Finn walked back and forth between the chairman and Young, sending emails in between.
Some council members asked Semans and Healy about specifics. Will the tribal voting letters actually be accepted? Would there be a problem if one council member’s nephew came along to vote, but the utility bill brought to prove his address only listed the name of his uncle, the council member? They answered what they could.
“I honestly think this is going to have the reverse effect that the state thinks,” said Courtney Yellow Fat, a council member from Fort Yates. “We’re very stubborn people as well, and we’ll vote in spite of this.”
Awareness of the ID issues trickled into town from the council building and the news. At the AJ Agard Community Center across the river, Ciara Chase Alone and Cody Wasinzi, two young employees with the reservation’s Head Start program, drank coffee at a long card table. Both believed the law targets Native voters. “The state wants Republican dominance,” Wasinzi said.

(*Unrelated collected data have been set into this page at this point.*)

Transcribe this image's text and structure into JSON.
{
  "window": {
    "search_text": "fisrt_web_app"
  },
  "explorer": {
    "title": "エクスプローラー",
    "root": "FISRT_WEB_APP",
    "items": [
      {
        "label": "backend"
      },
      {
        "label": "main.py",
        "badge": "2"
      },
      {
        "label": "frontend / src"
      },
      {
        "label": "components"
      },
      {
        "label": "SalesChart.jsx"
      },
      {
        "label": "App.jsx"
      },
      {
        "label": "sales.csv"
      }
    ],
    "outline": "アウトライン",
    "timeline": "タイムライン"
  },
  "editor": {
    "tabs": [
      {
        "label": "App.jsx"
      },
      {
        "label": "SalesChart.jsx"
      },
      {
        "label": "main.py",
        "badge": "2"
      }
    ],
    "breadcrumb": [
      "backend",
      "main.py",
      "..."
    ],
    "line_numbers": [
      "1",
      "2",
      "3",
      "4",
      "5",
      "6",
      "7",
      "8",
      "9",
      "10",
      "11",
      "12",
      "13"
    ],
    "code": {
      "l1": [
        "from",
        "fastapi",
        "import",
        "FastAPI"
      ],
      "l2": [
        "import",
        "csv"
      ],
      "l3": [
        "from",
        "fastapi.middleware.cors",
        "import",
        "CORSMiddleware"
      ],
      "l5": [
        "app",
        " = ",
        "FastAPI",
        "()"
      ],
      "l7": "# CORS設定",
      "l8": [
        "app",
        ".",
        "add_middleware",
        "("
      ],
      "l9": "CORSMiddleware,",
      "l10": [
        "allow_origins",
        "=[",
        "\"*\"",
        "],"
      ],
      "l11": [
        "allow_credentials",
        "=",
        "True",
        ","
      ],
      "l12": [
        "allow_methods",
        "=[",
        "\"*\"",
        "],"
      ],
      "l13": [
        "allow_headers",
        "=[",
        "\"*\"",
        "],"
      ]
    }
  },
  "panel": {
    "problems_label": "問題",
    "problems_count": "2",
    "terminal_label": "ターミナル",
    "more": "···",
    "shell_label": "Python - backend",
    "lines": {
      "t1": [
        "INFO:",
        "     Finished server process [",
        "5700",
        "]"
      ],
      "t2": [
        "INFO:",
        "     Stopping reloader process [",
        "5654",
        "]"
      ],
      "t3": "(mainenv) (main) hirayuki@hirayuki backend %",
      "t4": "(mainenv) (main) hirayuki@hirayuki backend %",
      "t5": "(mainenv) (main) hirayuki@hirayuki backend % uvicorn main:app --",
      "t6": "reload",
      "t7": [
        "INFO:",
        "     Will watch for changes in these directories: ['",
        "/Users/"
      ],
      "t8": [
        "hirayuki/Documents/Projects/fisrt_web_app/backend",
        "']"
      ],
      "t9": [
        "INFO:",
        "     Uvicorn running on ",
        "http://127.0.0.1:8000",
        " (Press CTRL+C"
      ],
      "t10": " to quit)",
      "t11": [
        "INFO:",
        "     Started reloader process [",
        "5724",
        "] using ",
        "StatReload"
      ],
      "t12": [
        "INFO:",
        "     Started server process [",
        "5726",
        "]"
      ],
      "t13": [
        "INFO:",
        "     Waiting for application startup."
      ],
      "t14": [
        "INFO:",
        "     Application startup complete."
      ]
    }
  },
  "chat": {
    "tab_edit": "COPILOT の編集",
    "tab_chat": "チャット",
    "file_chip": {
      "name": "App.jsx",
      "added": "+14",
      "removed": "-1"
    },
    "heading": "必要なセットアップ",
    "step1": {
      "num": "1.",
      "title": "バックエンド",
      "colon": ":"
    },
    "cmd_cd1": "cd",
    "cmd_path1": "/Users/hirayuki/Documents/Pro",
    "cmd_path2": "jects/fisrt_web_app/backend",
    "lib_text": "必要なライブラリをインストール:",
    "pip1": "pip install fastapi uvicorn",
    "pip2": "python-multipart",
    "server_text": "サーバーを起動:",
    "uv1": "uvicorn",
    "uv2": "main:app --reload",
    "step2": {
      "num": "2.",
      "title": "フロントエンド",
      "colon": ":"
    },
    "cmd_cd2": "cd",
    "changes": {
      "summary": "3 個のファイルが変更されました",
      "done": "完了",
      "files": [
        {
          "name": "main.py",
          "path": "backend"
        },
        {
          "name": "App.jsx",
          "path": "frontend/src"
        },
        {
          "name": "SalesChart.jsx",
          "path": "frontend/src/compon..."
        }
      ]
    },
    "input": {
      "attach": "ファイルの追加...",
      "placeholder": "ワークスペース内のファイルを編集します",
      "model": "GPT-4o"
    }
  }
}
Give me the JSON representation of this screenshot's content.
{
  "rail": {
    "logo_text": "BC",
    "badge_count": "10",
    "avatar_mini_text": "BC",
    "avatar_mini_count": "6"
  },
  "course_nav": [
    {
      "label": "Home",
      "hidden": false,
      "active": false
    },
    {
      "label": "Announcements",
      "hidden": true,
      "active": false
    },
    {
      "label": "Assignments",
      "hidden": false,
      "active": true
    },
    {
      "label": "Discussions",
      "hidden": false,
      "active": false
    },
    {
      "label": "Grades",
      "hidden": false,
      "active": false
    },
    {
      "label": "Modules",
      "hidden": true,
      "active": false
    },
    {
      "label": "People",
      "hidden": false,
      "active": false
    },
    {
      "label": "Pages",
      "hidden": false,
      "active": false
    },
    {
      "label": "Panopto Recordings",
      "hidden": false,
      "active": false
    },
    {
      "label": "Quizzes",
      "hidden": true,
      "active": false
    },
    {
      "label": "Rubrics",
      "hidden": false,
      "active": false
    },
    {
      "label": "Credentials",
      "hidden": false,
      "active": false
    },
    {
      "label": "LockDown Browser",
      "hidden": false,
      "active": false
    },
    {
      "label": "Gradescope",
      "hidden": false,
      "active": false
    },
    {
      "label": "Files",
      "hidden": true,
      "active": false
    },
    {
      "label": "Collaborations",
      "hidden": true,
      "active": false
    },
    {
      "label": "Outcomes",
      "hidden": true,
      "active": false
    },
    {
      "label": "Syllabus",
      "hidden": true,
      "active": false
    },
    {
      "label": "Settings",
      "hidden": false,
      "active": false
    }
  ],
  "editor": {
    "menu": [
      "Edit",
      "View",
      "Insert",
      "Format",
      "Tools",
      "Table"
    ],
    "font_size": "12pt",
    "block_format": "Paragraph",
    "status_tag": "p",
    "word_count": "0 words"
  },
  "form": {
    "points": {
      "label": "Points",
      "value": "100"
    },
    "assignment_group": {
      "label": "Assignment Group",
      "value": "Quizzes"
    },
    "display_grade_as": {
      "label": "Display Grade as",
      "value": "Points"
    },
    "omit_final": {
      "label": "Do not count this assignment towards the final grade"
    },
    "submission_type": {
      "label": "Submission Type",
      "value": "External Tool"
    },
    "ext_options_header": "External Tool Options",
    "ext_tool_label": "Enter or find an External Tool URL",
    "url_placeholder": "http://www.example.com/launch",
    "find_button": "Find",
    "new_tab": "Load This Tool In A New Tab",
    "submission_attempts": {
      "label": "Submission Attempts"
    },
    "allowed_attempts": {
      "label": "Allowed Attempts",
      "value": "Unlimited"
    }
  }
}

At the BIA enrollment office, technician Jamie Agard was tallying those who’d come in to get a new ID. There had only been eight in the last two days, but she thought it would ramp up.
When Finn finally arrived at the enrollment office on Friday afternoon, she brought a list of chunky technical questions for Agard from the tribe’s director of information technology, who wanted to set up a second printing station. By then, though, Agard had already gone home.
If Finn was frustrated, it didn’t show. She returned to the council building and would soon drive an hour home to Bismarck. She still had work to do finishing multiple court orders for Cheyenne River over the weekend, squeezing them in between a Heitkamp rally at Standing Rock’s Prairie Knights Casino; the campaign wasn’t sending many staff members to set up, so Finn offered to help.
Finn entered the council building to tie up some loose ends. She checked on a rogue GoFundMe page, supposedly dedicated to fundraising for Standing Rock but which had never contacted the tribe. It harked back to the days of the pipeline demonstrations. “People made money off of Standing Rock all the time,” she said. “That’s fresh on our minds, so we have to be protective.”
Gathering her things, Finn remarked, jokingly, that she sometimes wonders how the tribe functions with everything that’s thrown at it. Her constant busyness — the buzzing phones, the endless to-do lists, the unexpected meetings and encounters with media — seemed to embody the shower of responsibilities Standing Rock members, like Finn, are facing in the countdown to Election Day. Her endless work answered her own question. But Finn’s main goal, the way she put it, was strikingly simple.
“I want my grandma to be able to vote without jumping through 50 hurdles,” she had said. “That’s honestly what I want.”